Are you one of those writers who feels tortured by inner demons and write to expunge them and illuminate the darkness of their souls. Yeah, mate, us too. But just in case you need further validation, HAPPYISH creator Shalom Auslander shows us that we aren’t alone:
by Eric Volmers
Shalom Auslander was at his home in Woodstock, NY when Showtime president David Nevins called to talk about developing his new show, Happyish.
He asked Auslander, a TV newbie, where he planned to set up his writing room.
“I said ‘I’m in the writing room, what are you talking about?’” says Auslander, who was giving a masterclass at the Banff World Media Festival Wednesday morning. “He was surprised but said ‘Oh, so you just want to do it yourself?’ I said I think that’s probably the best for this stage of it. He said ‘OK, fine.’ So they really did embrace the process.”
It’s a trend in premium TV, where network brass take a hands-off approach and allow creators to offer very personal, singular visions.
Happyish, about the mid-life malaise of a depressed ad executive played by Steve Coogan, is Auslander’s first foray into television. He was used to the much more solitary pursuits of writing short stories, essays, memoirs and novels and contributing to public radio’s This American Life.

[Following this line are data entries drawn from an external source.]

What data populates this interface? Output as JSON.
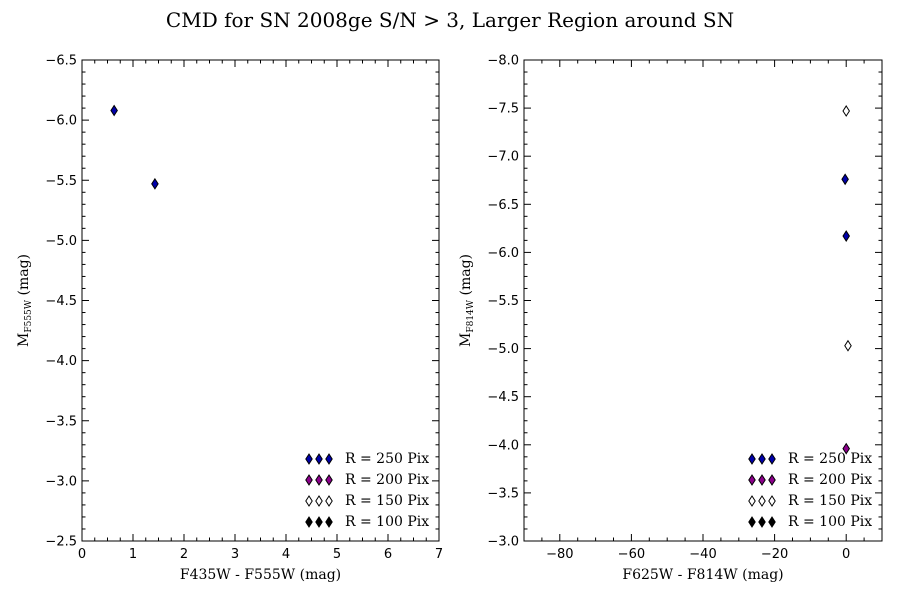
{
  "figure": {
    "title": "CMD for SN 2008ge S/N > 3, Larger Region around SN"
  },
  "chart_data": [
    {
      "type": "scatter",
      "xlabel": "F435W - F555W (mag)",
      "ylabel_main": "M",
      "ylabel_sub": "F555W",
      "ylabel_unit": " (mag)",
      "xlim": [
        0,
        7
      ],
      "ylim": [
        -6.5,
        -2.5
      ],
      "y_inverted": true,
      "xticks": [
        0,
        1,
        2,
        3,
        4,
        5,
        6,
        7
      ],
      "xtick_labels": [
        "0",
        "1",
        "2",
        "3",
        "4",
        "5",
        "6",
        "7"
      ],
      "yticks": [
        -6.5,
        -6.0,
        -5.5,
        -5.0,
        -4.5,
        -4.0,
        -3.5,
        -3.0,
        -2.5
      ],
      "ytick_labels": [
        "−6.5",
        "−6.0",
        "−5.5",
        "−5.0",
        "−4.5",
        "−4.0",
        "−3.5",
        "−3.0",
        "−2.5"
      ],
      "legend_position": "lower-right",
      "series": [
        {
          "name": "R = 250 Pix",
          "color": "#0000aa",
          "points": [
            [
              0.63,
              -6.08
            ],
            [
              1.43,
              -5.47
            ]
          ]
        },
        {
          "name": "R = 200 Pix",
          "color": "#8b008b",
          "points": []
        },
        {
          "name": "R = 150 Pix",
          "color": "#ffffff",
          "points": []
        },
        {
          "name": "R = 100 Pix",
          "color": "#000000",
          "points": []
        }
      ]
    },
    {
      "type": "scatter",
      "xlabel": "F625W - F814W (mag)",
      "ylabel_main": "M",
      "ylabel_sub": "F814W",
      "ylabel_unit": " (mag)",
      "xlim": [
        -90,
        10
      ],
      "ylim": [
        -8.0,
        -3.0
      ],
      "y_inverted": true,
      "xticks": [
        -80,
        -60,
        -40,
        -20,
        0
      ],
      "xtick_labels": [
        "−80",
        "−60",
        "−40",
        "−20",
        "0"
      ],
      "yticks": [
        -8.0,
        -7.5,
        -7.0,
        -6.5,
        -6.0,
        -5.5,
        -5.0,
        -4.5,
        -4.0,
        -3.5,
        -3.0
      ],
      "ytick_labels": [
        "−8.0",
        "−7.5",
        "−7.0",
        "−6.5",
        "−6.0",
        "−5.5",
        "−5.0",
        "−4.5",
        "−4.0",
        "−3.5",
        "−3.0"
      ],
      "legend_position": "lower-right",
      "series": [
        {
          "name": "R = 250 Pix",
          "color": "#0000aa",
          "points": [
            [
              -0.3,
              -6.76
            ],
            [
              0.0,
              -6.17
            ]
          ]
        },
        {
          "name": "R = 200 Pix",
          "color": "#8b008b",
          "points": [
            [
              0.0,
              -3.96
            ]
          ]
        },
        {
          "name": "R = 150 Pix",
          "color": "#ffffff",
          "points": [
            [
              0.0,
              -7.47
            ],
            [
              0.5,
              -5.03
            ]
          ]
        },
        {
          "name": "R = 100 Pix",
          "color": "#000000",
          "points": []
        }
      ]
    }
  ]
}
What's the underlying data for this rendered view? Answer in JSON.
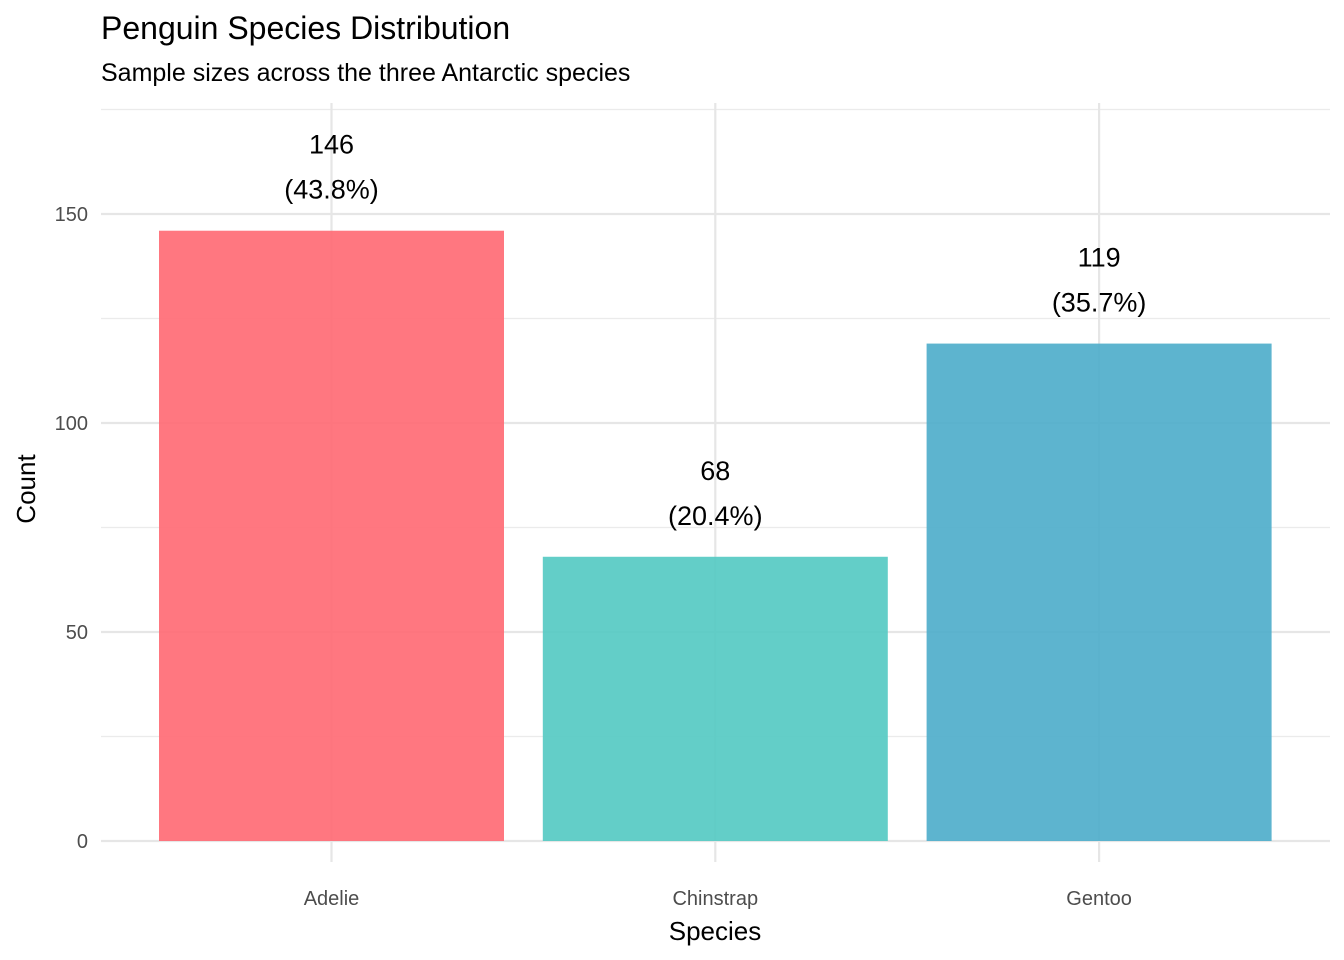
{
  "chart_data": {
    "type": "bar",
    "title": "Penguin Species Distribution",
    "subtitle": "Sample sizes across the three Antarctic species",
    "xlabel": "Species",
    "ylabel": "Count",
    "categories": [
      "Adelie",
      "Chinstrap",
      "Gentoo"
    ],
    "values": [
      146,
      68,
      119
    ],
    "value_labels": [
      "146",
      "68",
      "119"
    ],
    "percent_labels": [
      "(43.8%)",
      "(20.4%)",
      "(35.7%)"
    ],
    "colors": [
      "#FF6B75",
      "#56CAC3",
      "#4FAECB"
    ],
    "ylim": [
      0,
      175
    ],
    "yticks": [
      0,
      50,
      100,
      150
    ],
    "ytick_labels": [
      "0",
      "50",
      "100",
      "150"
    ],
    "grid": true,
    "legend": "none"
  }
}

Writing has always been a personal endeavour for Auslander, a “survival mechanism” and “tool to get through life and laugh at the darkness.”
When he first considered writing something based on his past life in advertising, he initially envisioned it as prose of some sort. But he realized that advertising world, with its commercials and powerpoint presentations, would work best in a more visual medium.
Still, Happyish isn’t really about advertising. It seems to belong to the same TV club as FX’s Louie in presenting angry, unhappy and occasionally unlikable people for laughs. Coogan plays Thom Payne, an ad man who feels increasingly hostile towards a younger world he no longer feels a part of.
While the series originated from a dark place, it also hit by tragedy early on. Initially, it was being developed as a project for the late Philip Seymour Hoffman, who died in 2014.